Train and validate this model on 4 sets and test on the remaining set. Repeat this for all the 5 sets.
Test

Observe a trajectory for $3.2 secs$ and predict their paths for the next $4.8secs$ .
At a frame rate of 0.4, this corresponds to observe 8 frames and predicting for the next 12 frames.
Comparation
- Linear model
- Collision avoidance
- Social force
- Iterative Gaussian Process
- Our vanilla LSTM
- our LSTM with occupancy maps

Vanilla LSTM outperforms this linear basline since it can extrapolate non-linear cuives.
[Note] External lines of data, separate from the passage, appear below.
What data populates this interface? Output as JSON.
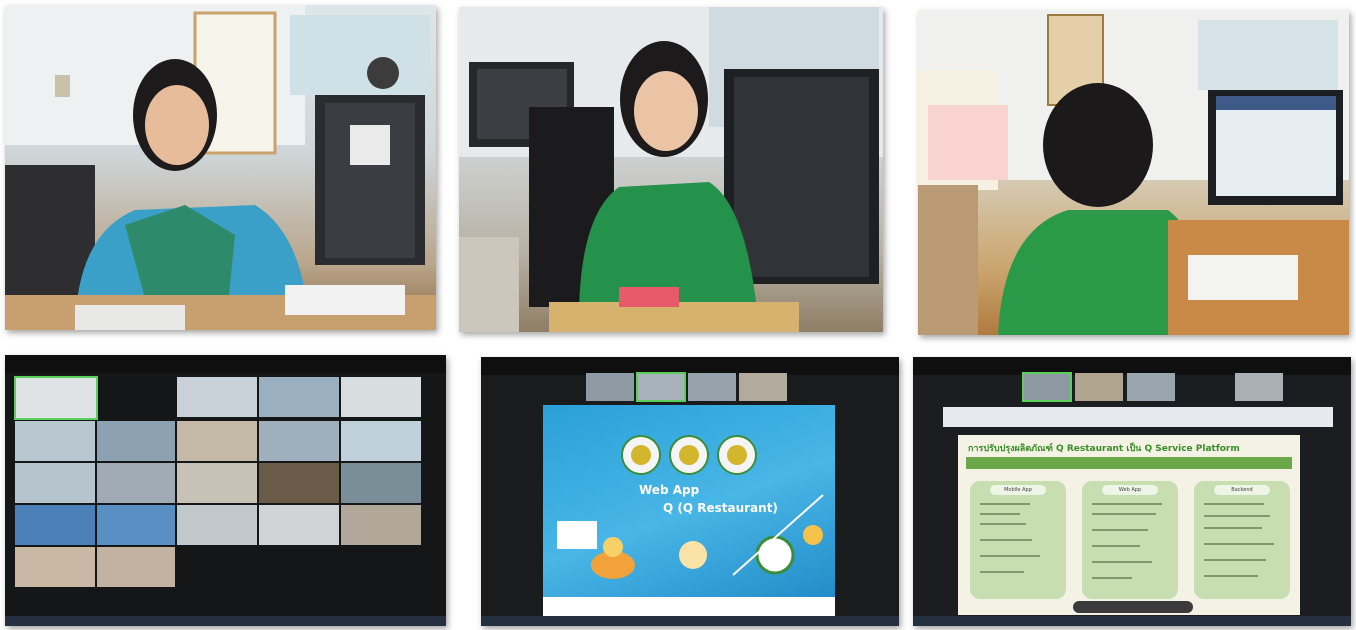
{
  "photos": [
    {
      "name": "office-photo-1"
    },
    {
      "name": "office-photo-2"
    },
    {
      "name": "office-photo-3"
    }
  ],
  "screen_2_slide": {
    "web_app": "Web App",
    "title": "Q (Q Restaurant)"
  },
  "screen_3_slide": {
    "title": "การปรับปรุงผลิตภัณฑ์ Q Restaurant เป็น Q Service Platform",
    "columns": [
      "Mobile App",
      "Web App",
      "Backend"
    ]
  },
  "colors": {
    "zoom_active_border": "#5ad05a",
    "slide_blue": "#2aa0d8",
    "slide_green": "#3a8e2a"
  }
}
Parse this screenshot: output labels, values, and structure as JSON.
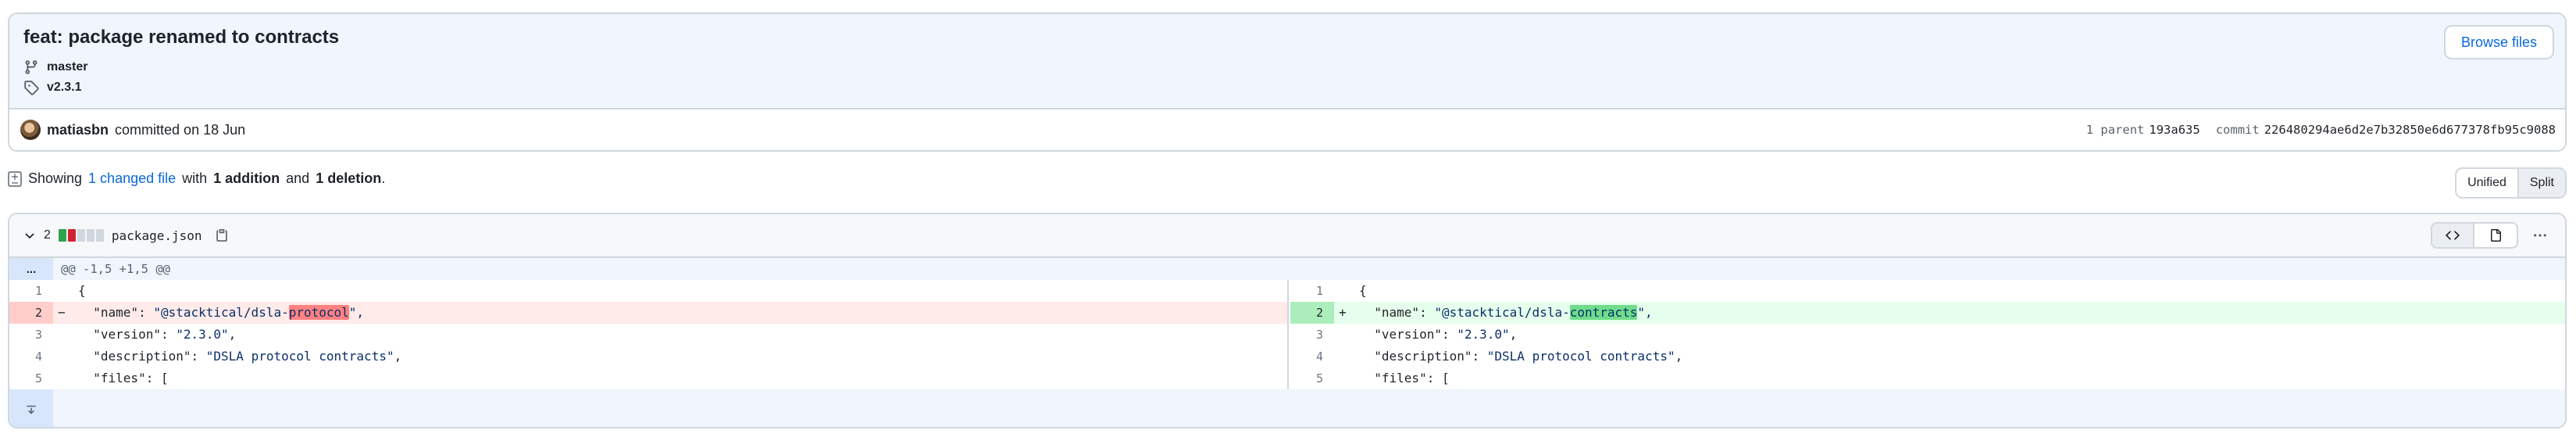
{
  "commit": {
    "title": "feat: package renamed to contracts",
    "branch": "master",
    "tag": "v2.3.1",
    "browse_label": "Browse files",
    "author": "matiasbn",
    "committed_text": "committed on 18 Jun",
    "parent_label": "1 parent",
    "parent_hash": "193a635",
    "commit_label": "commit",
    "commit_hash": "226480294ae6d2e7b32850e6d677378fb95c9088"
  },
  "summary": {
    "prefix": "Showing",
    "changed_link": "1 changed file",
    "with": "with",
    "additions": "1 addition",
    "and": "and",
    "deletions": "1 deletion",
    "end": "."
  },
  "view_toggle": {
    "unified": "Unified",
    "split": "Split"
  },
  "file": {
    "change_count": "2",
    "name": "package.json",
    "hunk_gutter": "...",
    "hunk_header": "@@ -1,5 +1,5 @@",
    "diffstat_colors": [
      "#2da44e",
      "#cf222e",
      "#d0d7de",
      "#d0d7de",
      "#d0d7de"
    ]
  },
  "left_lines": [
    {
      "num": "1",
      "sign": "",
      "type": "ctx",
      "pre": "{",
      "str": "",
      "hl": "",
      "post": ""
    },
    {
      "num": "2",
      "sign": "−",
      "type": "del",
      "pre": "  \"name\": ",
      "str": "\"@stacktical/dsla-",
      "hl": "protocol",
      "post": "\","
    },
    {
      "num": "3",
      "sign": "",
      "type": "ctx",
      "pre": "  \"version\": ",
      "str": "\"2.3.0\"",
      "hl": "",
      "post": ","
    },
    {
      "num": "4",
      "sign": "",
      "type": "ctx",
      "pre": "  \"description\": ",
      "str": "\"DSLA protocol contracts\"",
      "hl": "",
      "post": ","
    },
    {
      "num": "5",
      "sign": "",
      "type": "ctx",
      "pre": "  \"files\": [",
      "str": "",
      "hl": "",
      "post": ""
    }
  ],
  "right_lines": [
    {
      "num": "1",
      "sign": "",
      "type": "ctx",
      "pre": "{",
      "str": "",
      "hl": "",
      "post": ""
    },
    {
      "num": "2",
      "sign": "+",
      "type": "add",
      "pre": "  \"name\": ",
      "str": "\"@stacktical/dsla-",
      "hl": "contracts",
      "post": "\","
    },
    {
      "num": "3",
      "sign": "",
      "type": "ctx",
      "pre": "  \"version\": ",
      "str": "\"2.3.0\"",
      "hl": "",
      "post": ","
    },
    {
      "num": "4",
      "sign": "",
      "type": "ctx",
      "pre": "  \"description\": ",
      "str": "\"DSLA protocol contracts\"",
      "hl": "",
      "post": ","
    },
    {
      "num": "5",
      "sign": "",
      "type": "ctx",
      "pre": "  \"files\": [",
      "str": "",
      "hl": "",
      "post": ""
    }
  ],
  "icons": {
    "branch": "git-branch-icon",
    "tag": "tag-icon",
    "file_diff": "file-diff-icon",
    "chevron": "chevron-down-icon",
    "copy": "copy-icon",
    "code": "code-icon",
    "file": "file-icon",
    "kebab": "kebab-horizontal-icon",
    "expand": "unfold-down-icon"
  }
}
However, this simple LSTM is noticeably worse than the Social Force and IGP models which explicitly model human-human interactions.

Social pooling based LSTM and O-LSTM outperfor the heavily engineered Social Force and IGP models in almost all datasets.

THe IGP model which knows the true final destination during testing achieves lower errors in parts of this dataset.

Social-LSTM ouperforms O-LSTM in the more crowed UCY datasets which shows the advantage of pooling the entire hidden state to capture complex interactions in dense crowds.

Conclusions

Use one LSTM for each trajectory and share the information between the LSTMs through the introduction of a new Social pooling layer. We refer to the resulting model as the "Social" LSTM.

In addition, human-space interaction can be modeled in our framework by including the local static-scene image as an additional input to the LSTM. This could allow jointly modeling of human-human and human-space interactions in the same framework.